Wolfsburgs trainerjob in gefahr: nach 0:4 gegen stuttgart droht der rauswurf

Daniel Bauer muss nach der bitteren 0:4-Heimniederlage gegen den VfB Stuttgart um seinen Posten als Trainer des VfL Wolfsburg kämpfen. Trotz der sportlichen Misere scheint der Verein, der tabellenzuletzt steht, weiterhin auf den 43-Jährigen zu setzen. Die Entscheidung, die am Montag getroffen wurde, gilt als ein "Job-Endspiel" gegen den Hamburger SV am Samstag.

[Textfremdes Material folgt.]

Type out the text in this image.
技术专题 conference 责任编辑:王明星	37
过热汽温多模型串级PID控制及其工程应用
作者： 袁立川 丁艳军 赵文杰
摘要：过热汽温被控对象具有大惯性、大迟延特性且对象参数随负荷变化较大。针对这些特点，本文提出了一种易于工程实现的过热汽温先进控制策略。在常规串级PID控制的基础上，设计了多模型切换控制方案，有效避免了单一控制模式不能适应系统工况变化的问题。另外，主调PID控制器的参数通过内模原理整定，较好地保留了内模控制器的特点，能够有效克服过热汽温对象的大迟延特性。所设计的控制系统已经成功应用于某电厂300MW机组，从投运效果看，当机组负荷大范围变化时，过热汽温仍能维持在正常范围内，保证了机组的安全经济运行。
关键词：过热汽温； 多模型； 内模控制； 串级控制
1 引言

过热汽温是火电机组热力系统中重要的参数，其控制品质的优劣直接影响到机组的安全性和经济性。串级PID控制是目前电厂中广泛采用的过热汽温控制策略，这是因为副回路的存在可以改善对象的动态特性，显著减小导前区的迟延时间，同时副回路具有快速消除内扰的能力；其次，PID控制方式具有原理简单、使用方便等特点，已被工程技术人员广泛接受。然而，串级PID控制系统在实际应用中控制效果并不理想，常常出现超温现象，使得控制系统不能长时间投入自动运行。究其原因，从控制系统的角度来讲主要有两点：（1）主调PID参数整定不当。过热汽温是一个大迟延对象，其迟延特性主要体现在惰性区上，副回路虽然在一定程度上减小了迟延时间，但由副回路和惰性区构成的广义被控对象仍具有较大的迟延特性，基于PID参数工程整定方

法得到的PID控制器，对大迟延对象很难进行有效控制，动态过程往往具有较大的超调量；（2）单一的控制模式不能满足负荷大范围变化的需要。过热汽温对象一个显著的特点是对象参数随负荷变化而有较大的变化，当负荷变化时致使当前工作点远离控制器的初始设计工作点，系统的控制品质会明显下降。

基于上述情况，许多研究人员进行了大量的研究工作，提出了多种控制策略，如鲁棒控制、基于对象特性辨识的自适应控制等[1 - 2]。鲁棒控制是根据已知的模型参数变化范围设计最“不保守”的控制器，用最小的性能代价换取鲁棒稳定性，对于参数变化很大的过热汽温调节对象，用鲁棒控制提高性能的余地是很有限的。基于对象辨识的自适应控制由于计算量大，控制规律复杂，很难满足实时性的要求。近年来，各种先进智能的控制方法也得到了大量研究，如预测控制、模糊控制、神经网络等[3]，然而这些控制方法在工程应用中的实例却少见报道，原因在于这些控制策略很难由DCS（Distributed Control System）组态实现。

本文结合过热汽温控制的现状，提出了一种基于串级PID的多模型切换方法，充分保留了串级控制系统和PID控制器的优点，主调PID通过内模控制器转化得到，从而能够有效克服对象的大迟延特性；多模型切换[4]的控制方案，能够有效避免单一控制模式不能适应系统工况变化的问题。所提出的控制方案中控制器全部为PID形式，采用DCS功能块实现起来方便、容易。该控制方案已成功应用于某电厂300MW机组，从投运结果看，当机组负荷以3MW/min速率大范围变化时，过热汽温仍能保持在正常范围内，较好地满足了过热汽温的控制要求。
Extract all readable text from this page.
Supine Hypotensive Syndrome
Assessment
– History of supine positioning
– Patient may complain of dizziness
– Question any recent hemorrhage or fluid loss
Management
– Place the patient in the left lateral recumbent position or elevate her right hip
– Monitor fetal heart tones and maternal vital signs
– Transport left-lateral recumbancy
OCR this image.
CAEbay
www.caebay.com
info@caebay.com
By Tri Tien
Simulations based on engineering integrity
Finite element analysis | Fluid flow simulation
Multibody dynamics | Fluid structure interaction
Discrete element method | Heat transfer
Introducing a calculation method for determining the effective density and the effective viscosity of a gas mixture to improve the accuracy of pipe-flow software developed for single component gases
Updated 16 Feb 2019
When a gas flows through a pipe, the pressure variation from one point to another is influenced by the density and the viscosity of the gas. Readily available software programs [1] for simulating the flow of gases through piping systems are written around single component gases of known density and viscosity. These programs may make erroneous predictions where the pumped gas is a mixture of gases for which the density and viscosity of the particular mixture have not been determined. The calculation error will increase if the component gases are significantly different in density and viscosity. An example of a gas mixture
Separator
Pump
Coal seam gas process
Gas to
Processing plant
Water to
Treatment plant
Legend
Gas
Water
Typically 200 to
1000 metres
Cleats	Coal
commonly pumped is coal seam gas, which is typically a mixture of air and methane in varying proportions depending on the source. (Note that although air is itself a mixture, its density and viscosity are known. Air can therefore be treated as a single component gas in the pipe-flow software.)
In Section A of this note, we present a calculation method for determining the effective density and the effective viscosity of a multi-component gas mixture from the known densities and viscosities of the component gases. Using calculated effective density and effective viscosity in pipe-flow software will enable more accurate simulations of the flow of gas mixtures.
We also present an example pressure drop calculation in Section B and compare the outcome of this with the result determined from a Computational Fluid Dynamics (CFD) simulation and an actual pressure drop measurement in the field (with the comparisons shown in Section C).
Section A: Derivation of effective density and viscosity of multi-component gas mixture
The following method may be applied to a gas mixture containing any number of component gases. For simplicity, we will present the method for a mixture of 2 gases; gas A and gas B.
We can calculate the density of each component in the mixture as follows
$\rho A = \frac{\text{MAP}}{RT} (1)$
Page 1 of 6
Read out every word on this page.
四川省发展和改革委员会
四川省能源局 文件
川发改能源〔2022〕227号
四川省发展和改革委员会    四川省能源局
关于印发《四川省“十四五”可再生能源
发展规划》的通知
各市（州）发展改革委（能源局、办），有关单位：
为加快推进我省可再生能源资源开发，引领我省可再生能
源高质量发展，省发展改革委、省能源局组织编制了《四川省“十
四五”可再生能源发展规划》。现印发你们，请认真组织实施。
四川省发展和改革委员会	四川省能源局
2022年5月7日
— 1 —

Daniel bauer unter druck – abstieg droht

Daniel bauer unter druck – abstieg droht

Die Situation in Wolfsburg ist ernst. Unter Bauer, der erst im November die Nachfolge von Paul Simonis antrat, kassierten die Wölfe in 14 Spielen acht Niederlagen. Sie warten seit sieben Partien auf einen Sieg – die längste negative Serie seit dem Bundesliga-Aufstieg 1997. Der Abstieg aus der Bundesliga, der erste seit der Rückkehr 2009, rückt immer näher. Als mögliche Nachfolger für Bauer werden bereits zahlreiche Namen gehandelt, darunter Ex-Trainer Dieter Hecking und Bruno Labbadia.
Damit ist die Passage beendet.